Separate Ways contains in its title track my favourite single song of his. It is a stereotypically gentle and calm number, the tensions that create drama placed in the lyrics. Musically, it is simply but cleverly layered – the whole song, with a single strummed guitar and mirroring brushed snare at its centre [and shimmering, uncertain strings], rises throughout to its ironic chorus And I don’t care about you/If you don’t care about me/We can go our separate ways/If you want to, and it is that fourth line that bristles in its honest shifting of the blame, reinforced later by the pathetic repeat of his vulnerability The ties of love are strong/But they can be undone/And we’ll go our separate ways/If you want to. And it is this vulnerability that also rests at the candid core of much of Thompson’s sarcastic self-effacement which seems to me to be wholly English. This sentiment is reinforced in the next song on the album Sorry To See Me Go where the litotes of its narrative reveals his true feelings I might be leaving soon/Away with the new moon/Just wanted to let you know/In case you might be sorry to see me to go. The classic Thompson caveat is in the In case – he so often yearns for someone else to retrieve him from his woes. The honest confessional of the whole album gets perhaps its most directly honest comment in Think Again where the presumably real break-up of its storytelling is laid bare in Walking away I feel ashamed/Thinking on what I’ve done/She was naïve and I was a sleaze/Some things can’t be undone.

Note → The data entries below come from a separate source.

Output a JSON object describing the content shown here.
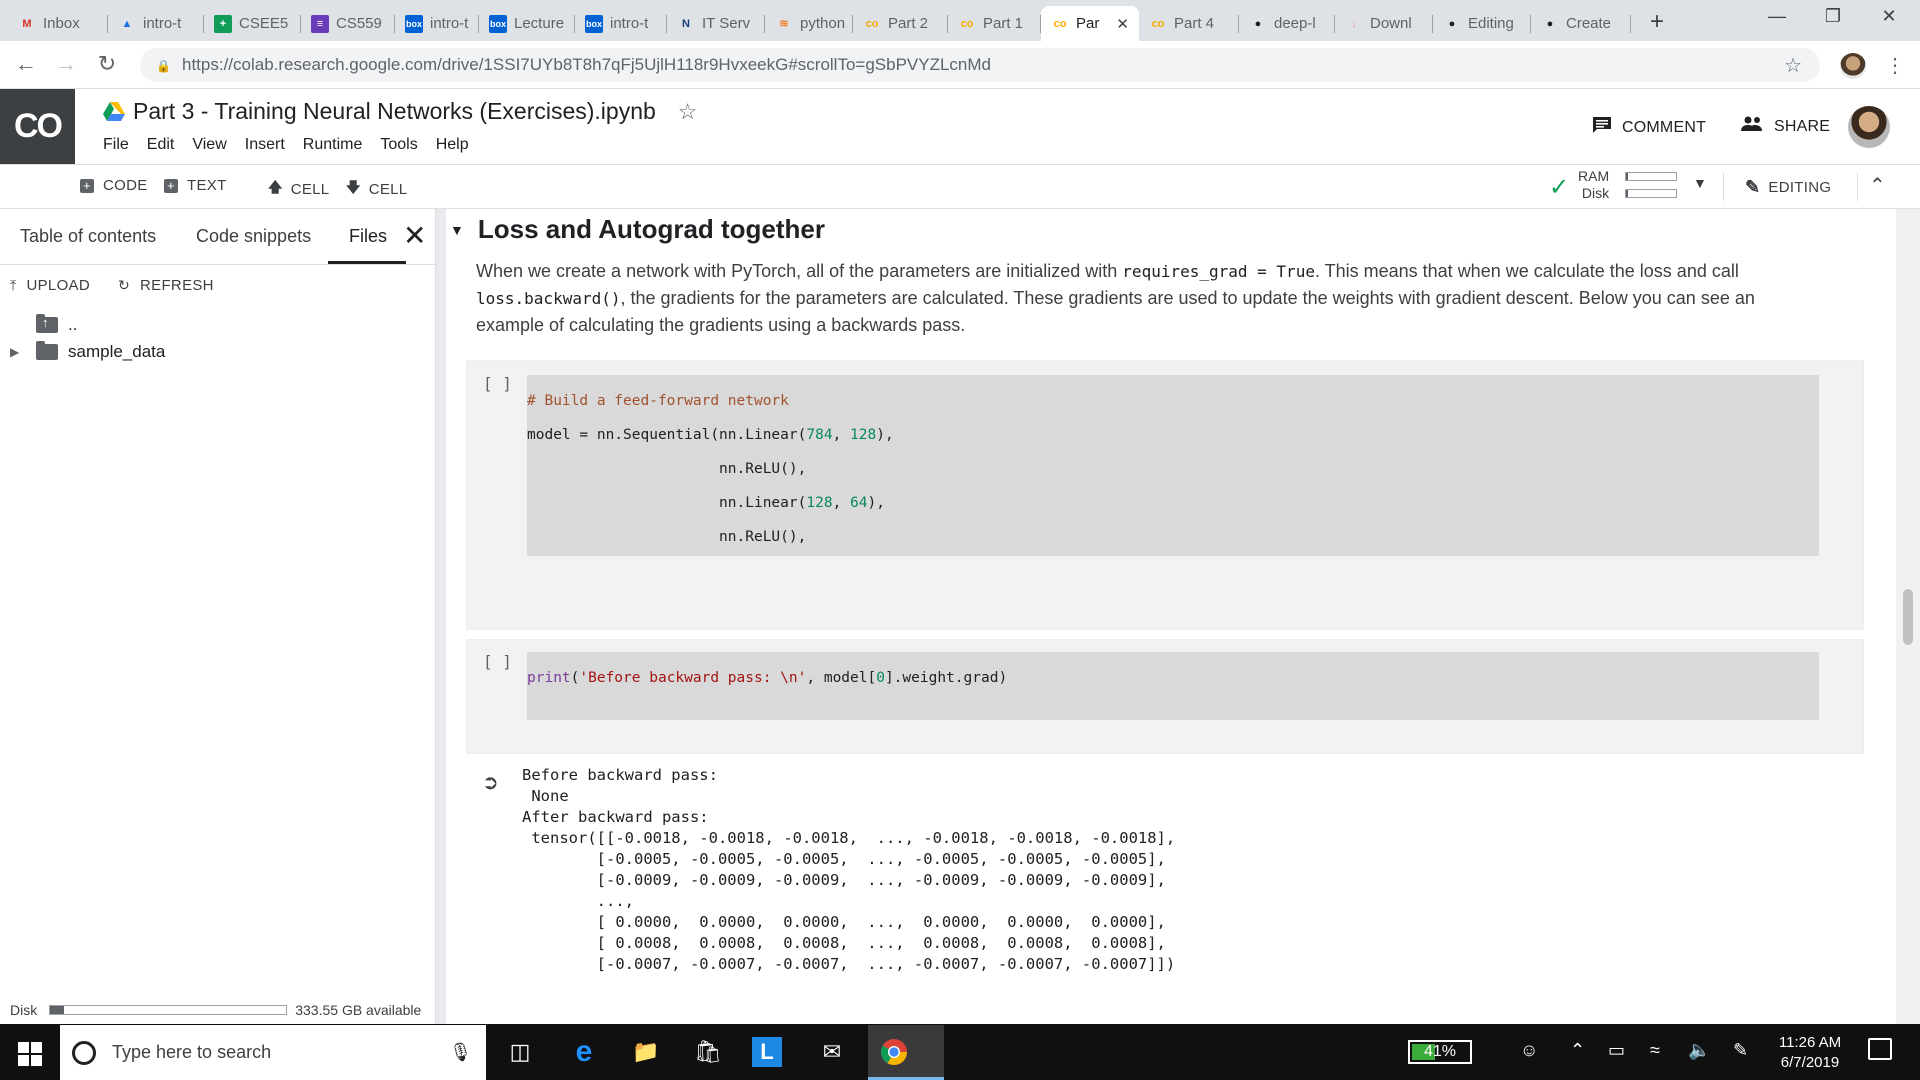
{
  "browser": {
    "tabs": [
      {
        "label": "Inbox",
        "icon": "gmail-icon",
        "color": "#d93025",
        "glyph": "M"
      },
      {
        "label": "intro-t",
        "icon": "drive-icon",
        "color": "#1a73e8",
        "glyph": "▲"
      },
      {
        "label": "CSEE5",
        "icon": "sheets-icon",
        "color": "#0f9d58",
        "glyph": "+"
      },
      {
        "label": "CS559",
        "icon": "forms-icon",
        "color": "#673ab7",
        "glyph": "≡"
      },
      {
        "label": "intro-t",
        "icon": "box-icon",
        "color": "#0061d5",
        "glyph": "box"
      },
      {
        "label": "Lecture",
        "icon": "box-icon",
        "color": "#0061d5",
        "glyph": "box"
      },
      {
        "label": "intro-t",
        "icon": "box-icon",
        "color": "#0061d5",
        "glyph": "box"
      },
      {
        "label": "IT Serv",
        "icon": "servicenow-icon",
        "color": "#1a3d7a",
        "glyph": "N"
      },
      {
        "label": "python",
        "icon": "stackoverflow-icon",
        "color": "#f48024",
        "glyph": "≋"
      },
      {
        "label": "Part 2",
        "icon": "colab-icon",
        "color": "#f9ab00",
        "glyph": "co"
      },
      {
        "label": "Part 1",
        "icon": "colab-icon",
        "color": "#f9ab00",
        "glyph": "co"
      },
      {
        "label": "Par",
        "icon": "colab-icon",
        "color": "#f9ab00",
        "glyph": "co",
        "active": true
      },
      {
        "label": "Part 4",
        "icon": "colab-icon",
        "color": "#f9ab00",
        "glyph": "co"
      },
      {
        "label": "deep-l",
        "icon": "github-icon",
        "color": "#202124",
        "glyph": "●"
      },
      {
        "label": "Downl",
        "icon": "download-icon",
        "color": "#e8a0b8",
        "glyph": "↓"
      },
      {
        "label": "Editing",
        "icon": "github-icon",
        "color": "#202124",
        "glyph": "●"
      },
      {
        "label": "Create",
        "icon": "github-icon",
        "color": "#202124",
        "glyph": "●"
      }
    ],
    "url": "https://colab.research.google.com/drive/1SSI7UYb8T8h7qFj5UjlH118r9HvxeekG#scrollTo=gSbPVYZLcnMd"
  },
  "colab": {
    "logo": "CO",
    "notebook_title": "Part 3 - Training Neural Networks (Exercises).ipynb",
    "menu": [
      "File",
      "Edit",
      "View",
      "Insert",
      "Runtime",
      "Tools",
      "Help"
    ],
    "comment_label": "COMMENT",
    "share_label": "SHARE",
    "toolbar": {
      "code": "CODE",
      "text": "TEXT",
      "cell_up": "CELL",
      "cell_down": "CELL",
      "ram": "RAM",
      "disk": "Disk",
      "ram_fill": 0.04,
      "disk_fill": 0.04,
      "editing": "EDITING"
    }
  },
  "left_panel": {
    "tabs": [
      "Table of contents",
      "Code snippets",
      "Files"
    ],
    "active_tab": "Files",
    "upload": "UPLOAD",
    "refresh": "REFRESH",
    "parent_dir": "..",
    "folder": "sample_data",
    "disk_label": "Disk",
    "disk_fill": 0.06,
    "disk_available": "333.55 GB available"
  },
  "content": {
    "heading": "Loss and Autograd together",
    "para": {
      "p1": "When we create a network with PyTorch, all of the parameters are initialized with ",
      "c1": "requires_grad = True",
      "p2": ". This means that when we calculate the loss and call ",
      "c2": "loss.backward()",
      "p3": ", the gradients for the parameters are calculated. These gradients are used to update the weights with gradient descent. Below you can see an example of calculating the gradients using a backwards pass."
    },
    "cell_marker": "[ ]",
    "output_lines": [
      "Before backward pass:",
      " None",
      "After backward pass:",
      " tensor([[-0.0018, -0.0018, -0.0018,  ..., -0.0018, -0.0018, -0.0018],",
      "        [-0.0005, -0.0005, -0.0005,  ..., -0.0005, -0.0005, -0.0005],",
      "        [-0.0009, -0.0009, -0.0009,  ..., -0.0009, -0.0009, -0.0009],",
      "        ...,",
      "        [ 0.0000,  0.0000,  0.0000,  ...,  0.0000,  0.0000,  0.0000],",
      "        [ 0.0008,  0.0008,  0.0008,  ...,  0.0008,  0.0008,  0.0008],",
      "        [-0.0007, -0.0007, -0.0007,  ..., -0.0007, -0.0007, -0.0007]])"
    ]
  },
  "taskbar": {
    "search_placeholder": "Type here to search",
    "battery": "41%",
    "battery_level": 0.41,
    "time": "11:26 AM",
    "date": "6/7/2019"
  }
}
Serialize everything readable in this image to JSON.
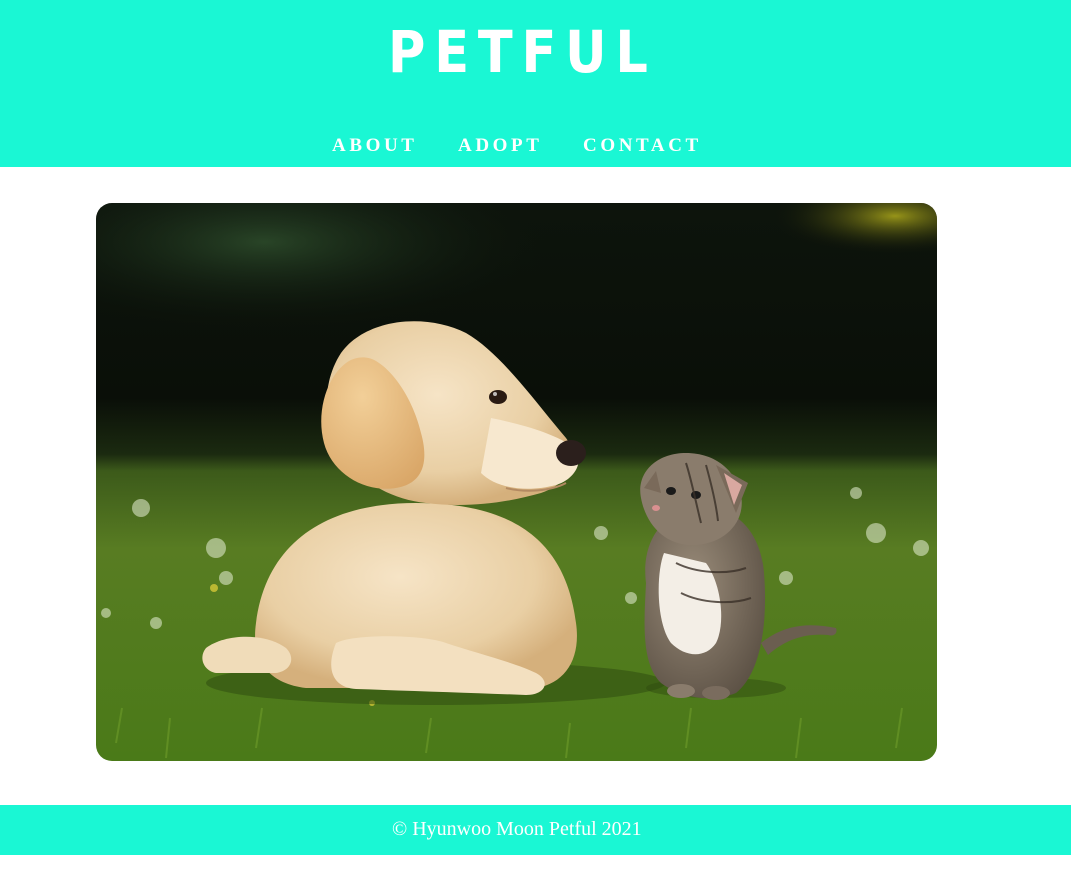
{
  "header": {
    "logo": "PETFUL",
    "nav": [
      {
        "label": "ABOUT"
      },
      {
        "label": "ADOPT"
      },
      {
        "label": "CONTACT"
      }
    ]
  },
  "hero": {
    "image": "puppy-and-kitten-photo"
  },
  "footer": {
    "copyright": "© Hyunwoo Moon Petful 2021"
  },
  "colors": {
    "accent": "#1af7d4",
    "text_on_accent": "#ffffff"
  }
}
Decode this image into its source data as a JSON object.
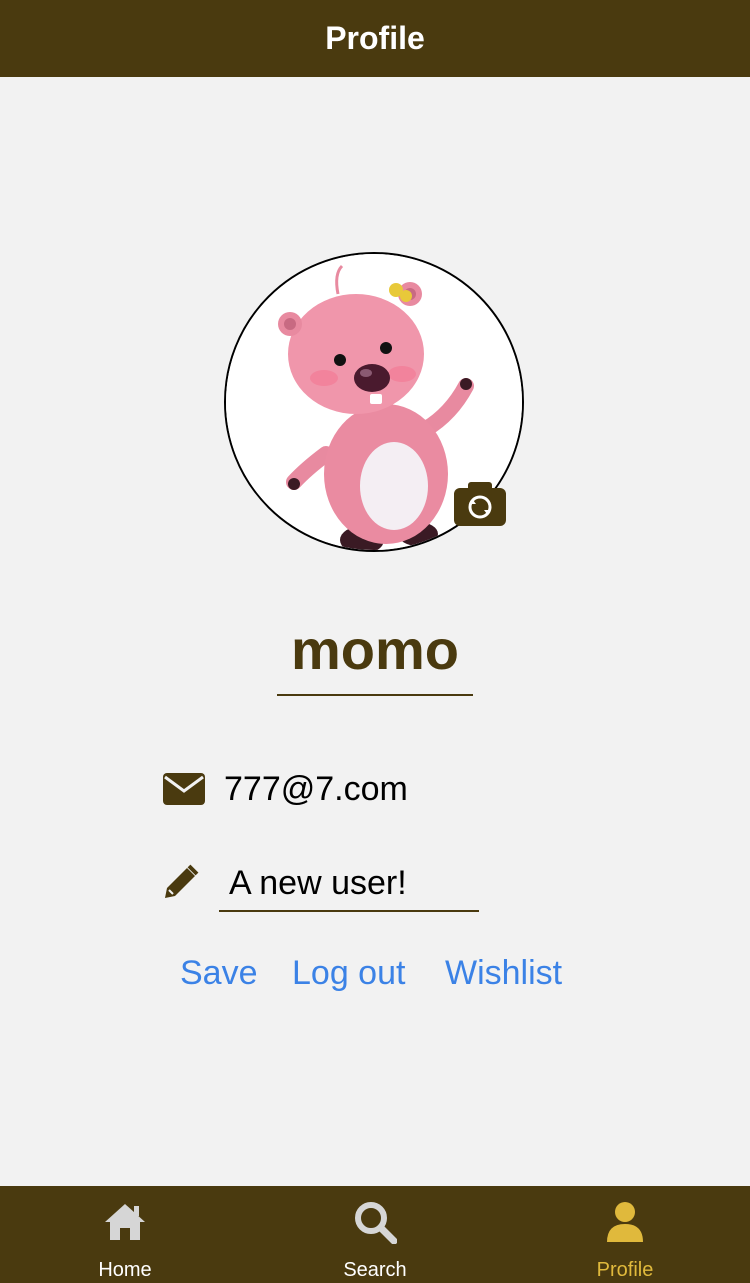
{
  "header": {
    "title": "Profile"
  },
  "profile": {
    "username": "momo",
    "email": "777@7.com",
    "bio": "A new user!"
  },
  "actions": {
    "save": "Save",
    "logout": "Log out",
    "wishlist": "Wishlist"
  },
  "tabs": [
    {
      "label": "Home",
      "icon": "home-icon",
      "active": false
    },
    {
      "label": "Search",
      "icon": "search-icon",
      "active": false
    },
    {
      "label": "Profile",
      "icon": "user-icon",
      "active": true
    }
  ],
  "colors": {
    "brand": "#4a3a0f",
    "link": "#3b82e6",
    "tab_inactive": "#d6d6d6",
    "tab_active": "#e0b93c",
    "background": "#f2f2f2"
  }
}
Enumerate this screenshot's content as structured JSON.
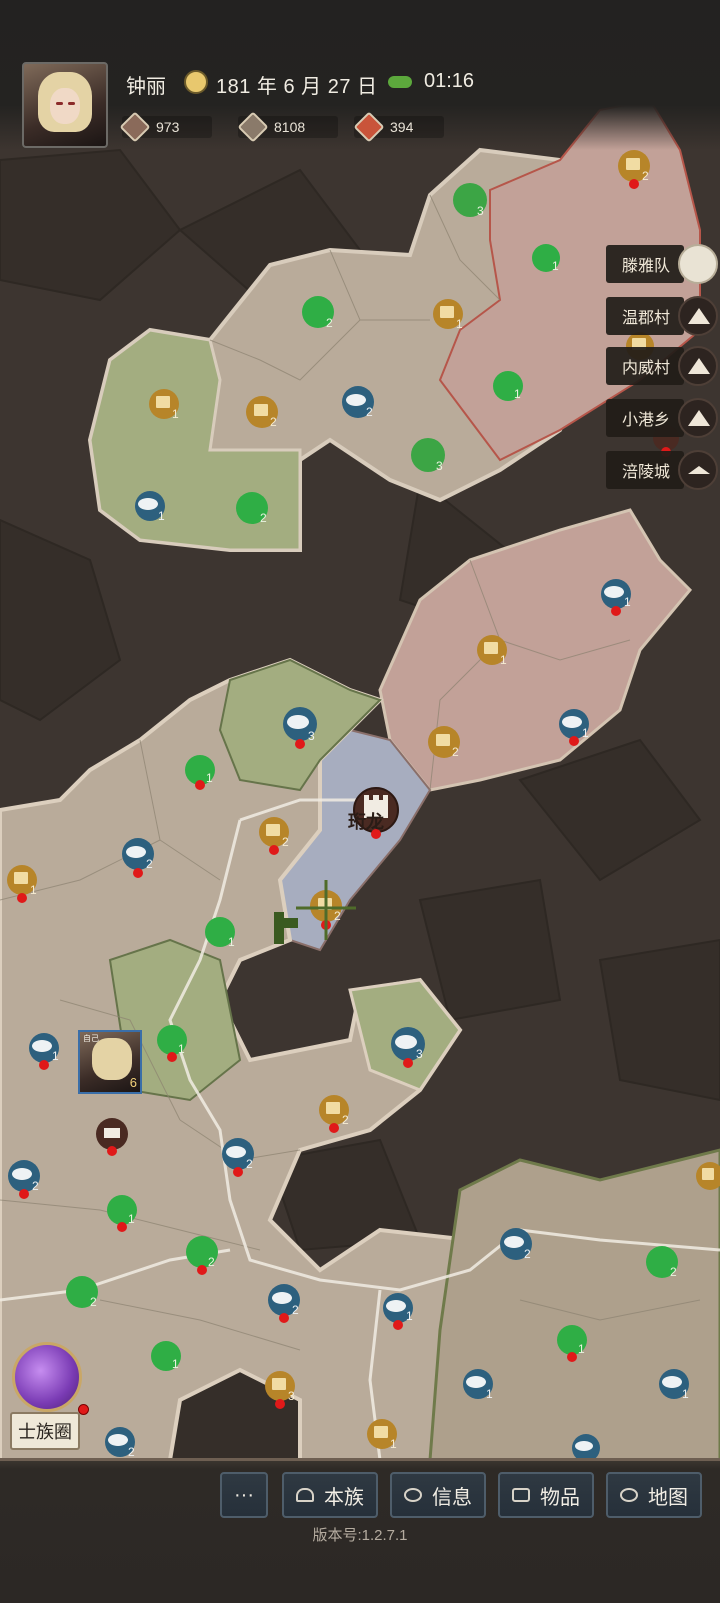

Musically this album shines bright throughout and did ironically bring Thompson some of the attention he so caustically ridicules about stardom in opener Shine So Bright with the lines I wanna shine so bright it hurts/I wanna be death bed thin/Never realise the state I’m in/Walk with my head in the clouds/And be followed around by crowds. Second track I Should Get Up provides the first of two rock numbers within the otherwise balladic whole, and Thompson’s guitar playing is accompanied by famous father Richard. Teddy is a fine player himself, and this is witnessed when he plays live – his acoustic touch being superb. Everybody Move It sees Thompson at his most simply humorous, poking fun at party dancing. The call to boogie begins with the opening comic if ungrammatical line Sat in the corner you could pass for dead and continues with Bump and grind, have a good time/Free yourself and lose your mind/Now the party’s pumpin’ and the groove is on/Grab the nearest body and move along. Hard to imagine Teddy letting his hair down like this without being terribly self-conscious. The comic sentiment is picked up a little more aggressively in the other rocker That’s Enough Out Of You with the line Being happy is easy if you’re dumb. This is a telling quip for someone who does seem to suffer his fair share of maudlin and mellow thoughts.

The closer Frontlines provides examples of Teddy’s beautiful vocal, occasionally moving into his perfect but never overdone falsetto. This song too rises slowly, letting the voice take the fullness of its charm to superior heights. Hidden track, The Everly Brothers’ Take A Message To Mary, is sung prettily by Teddy and mother Linda, this straightforward duet providing yet another uncluttered platform for Teddy Thompson’s vocal to reign. I have read reviews where his voice is rated yet not necessarily praised, but a sublime example of its prowess and emotive clarity is in his duet with dad on the latter’s song Persuasion. Not on this album, but worth having to cherish.